Именно брежневизм и являлся «социализмом с гуманным лицом». Ему, а не Пражской весне с ее заурядными либерально-демократическими поползновениями — осуществись они, и от реального социализма не осталось бы камня на камне — истинно приличествует этот энигматический титул, повергавший в смятение легионы истолкователей. Кто-то остроумно заметил, что Варшавский пакт бросил танки на Прагу, чтобы ввести там цензуру. Очень верные слова, и в полном соответствии с ленинским высказыванием о том, что в «наших условиях» свобода печати смерти подобна. Социализм с лицом человека — это не цензурные вольности, нет, это совсем другое дело. Это когда социалистическая власть заключает с народом негласную конвенцию о том, что при соблюдении им, народом, определенного этикета она, власть, на него превентивно не покусится.
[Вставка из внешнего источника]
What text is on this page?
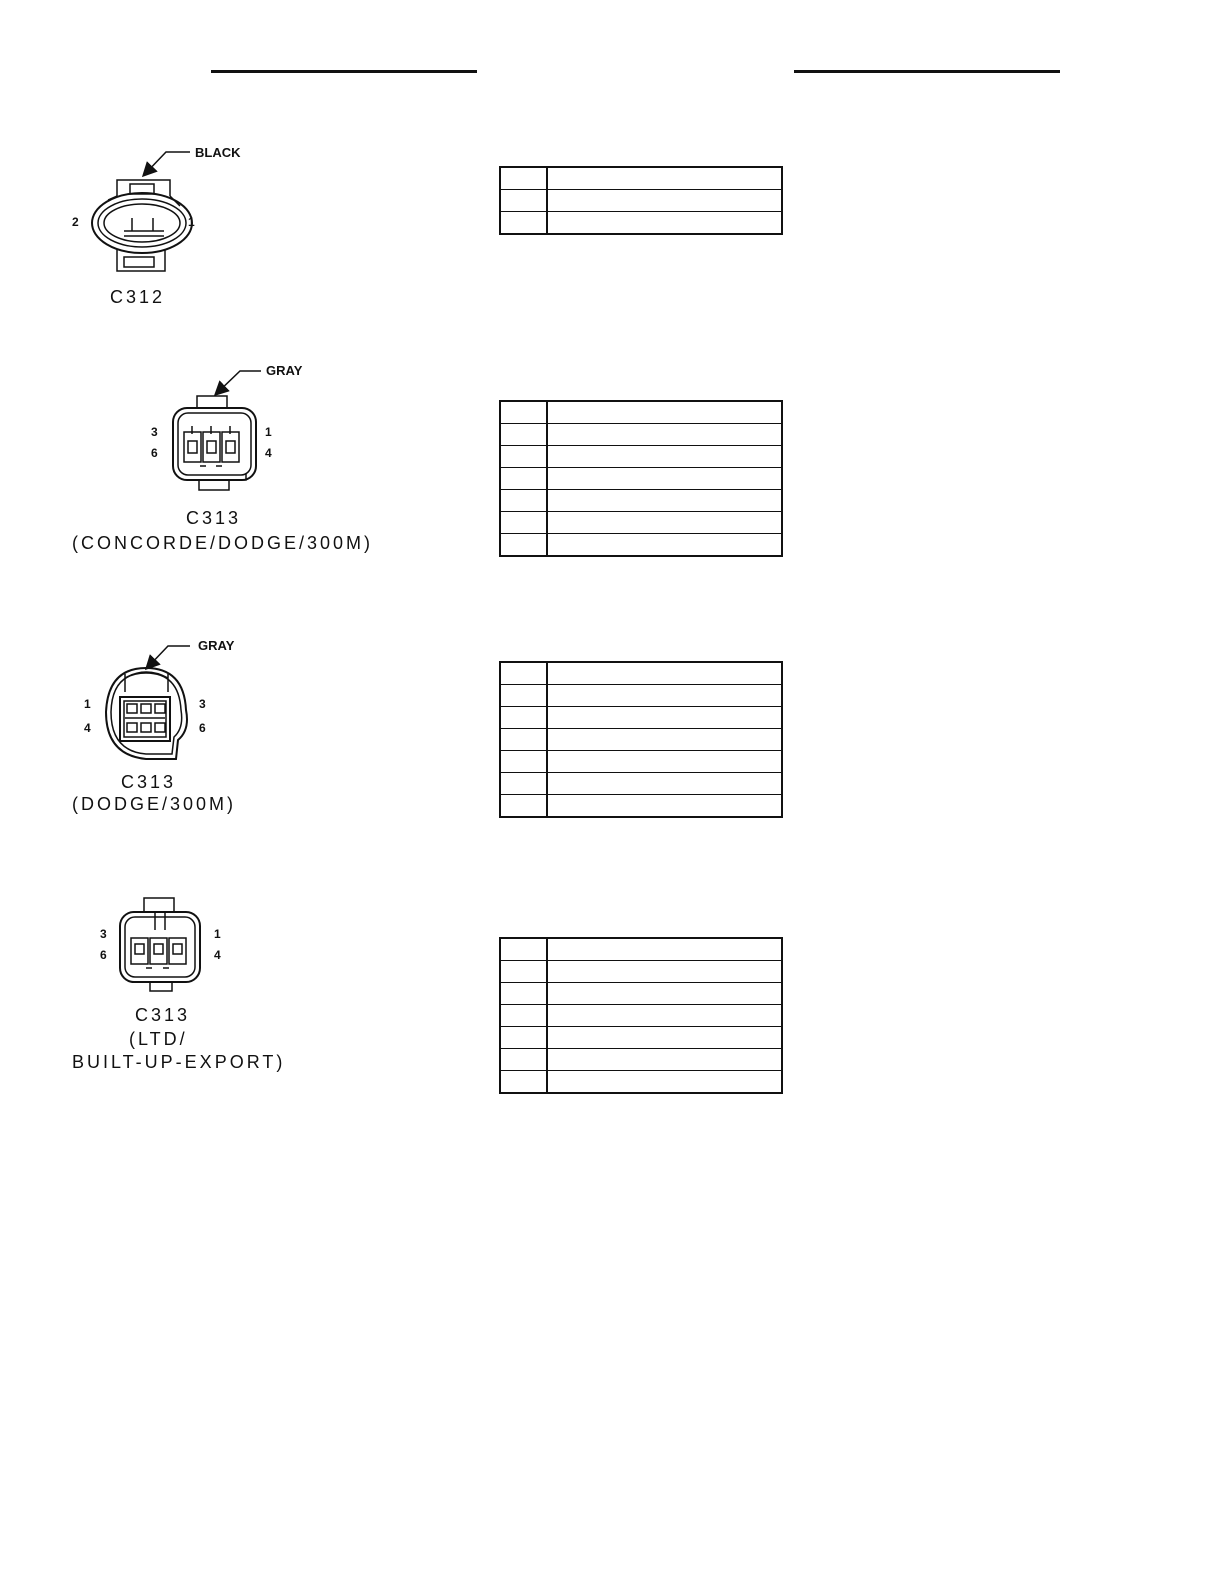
BLACK
2	1
C312
GRAY
3
6
1
4
C313
(CONCORDE/DODGE/300M)
GRAY
1
4
3
6
C313
(DODGE/300M)
3
6
1
4
C313
(LTD/
BUILT-UP-EXPORT)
Власть как бы умоляет народ: не трогай, не задевай меня, живи, как положено, сообразно установленному мною закону, и я тебе тогда по всей строгости не отвечу. И мы с тобой уживемся под одной крышей от Прибалтики до Курил.
Условия конвенции соблюдались. Чтобы получить политический срок, нужно было теперь уже что-то сделать, как-то о себе заявить незаконным или неодобряемым образом. Власть хотела немногого: ритуализованной лояльности, не предполагавшей душевного соучастия. Знаменитый двойной нравственный счет, о котором с содроганием писали публицисты, на самом-то деле означал иметь альтернативную мораль для домашнего пользования, она больше не требовала человека сполна, со всеми его потрохами, она всего лишь ждала от него честной игры, так сказать, fair play — вот это отдашь кесарю, а вон то можешь забрать себе. Стабильный советский стиль кристаллизовался только при Брежневе; неохватная территория страны и национальная пестрота сообщали ему резкую неоднородность. Наибольшей концентрации советская константа бытия достигла в России, но инородческие республики, в которых я больше осведомлен, отчасти сохранили традиционное лицо — пусть только намек, только слабое веяние, и все же, и все же…
Национальные по форме, социалистические по содержанию? Скорее наоборот. Впрочем, нет, там была более сложная смесь. Проведя свою предыдущую жизнь на закавказской исламской окраине распавшейся Ойкумены, в теплом, морском и фруктовом, прожженно-циничном и обаятельно-космополитическом городе, где даже честная бедность не так ужасала взор, как на пронзенном морозом русском разоре, я говорю вам: свято почитал город свои ритуалы, но относился к ним очень по-разному. Партия и мечеть сожительствовали на близкой дистанции, и первая делала вид, что борется со второй, но в целом терпела ее, ибо они принадлежали к разнокачественным модусам тамошнего мироустройства: внешнему и внутреннему, органическому.
По-восточному пластичный мусульманин советский знал, что есть жизнь сверху — чрезвычайно серьезная, но как бы и не совсем, и снизу: она настоящая. Первая была жизнью официальной, организационно-направляющей и административно-научной; единожды в нее залетев, мусульманский человек сноровисто рукоплескал и раскланивался, руководил и внимательно слушал начальника. Исламский функционер выполнял ритуалы отрешенно от их содержания, полагая, что все дело в правильном жесте и букве, каковая есть суть. Он не надрывался душевно, не лелеял внутри себя идеалов, не впадал в садо-мазохистский экстаз московской молодняцкой клаки, от истошных партсъездовских воплей которой звенело в ушах. Внешняя жизнь человека на исламском советском Востоке была абсурдистски театрализована на общий государственный лад и дополнительно инкрустирована на сугубо местный манер. Амальгама подчас обретала черты потустороннего комизма, как в веселые дни приезда в город разваливающегося на тихом ходу Брежнева, напоминавшего прелестного разборного старичка из классического плутовского романа о похождениях Гусмана де Альфараче. Карнавал, обступавший визитера, был скроен по старинным сюжетным канонам пикарескной прозы, где каждый находится не на своем месте, с невероятным старанием играя отведенную ему шутовскую роль.
Но у советского мусульманского человека была и вторая жизнь, единственно милая, к которой вожделело его семейное сердце и которая тоже доползла до своего разрешенного апогея в годы спокойной цивилизации. Он выдавал замуж дочку и женил сына, отвозил в мечеть покойника и степенно вкушал национальные сласти, испеченные женой или опытной родственной приживалкой. Он делал это с плавным и почти бессознательным воодушевлением, вдыхая теплый воздух корпоративной солидарности. Никакая советская власть не могла, да и не очень старалась перешибить поминальный четверг, когда во второй половине дня пустели учреждения и люди собирались в доме умершего родственника или знакомого, где слушали разговоры муллы и пили чай с мягкой, приторно-сладкой халвой (ислам сладкояден, как счастливо обмолвился один тель-авивский поэт).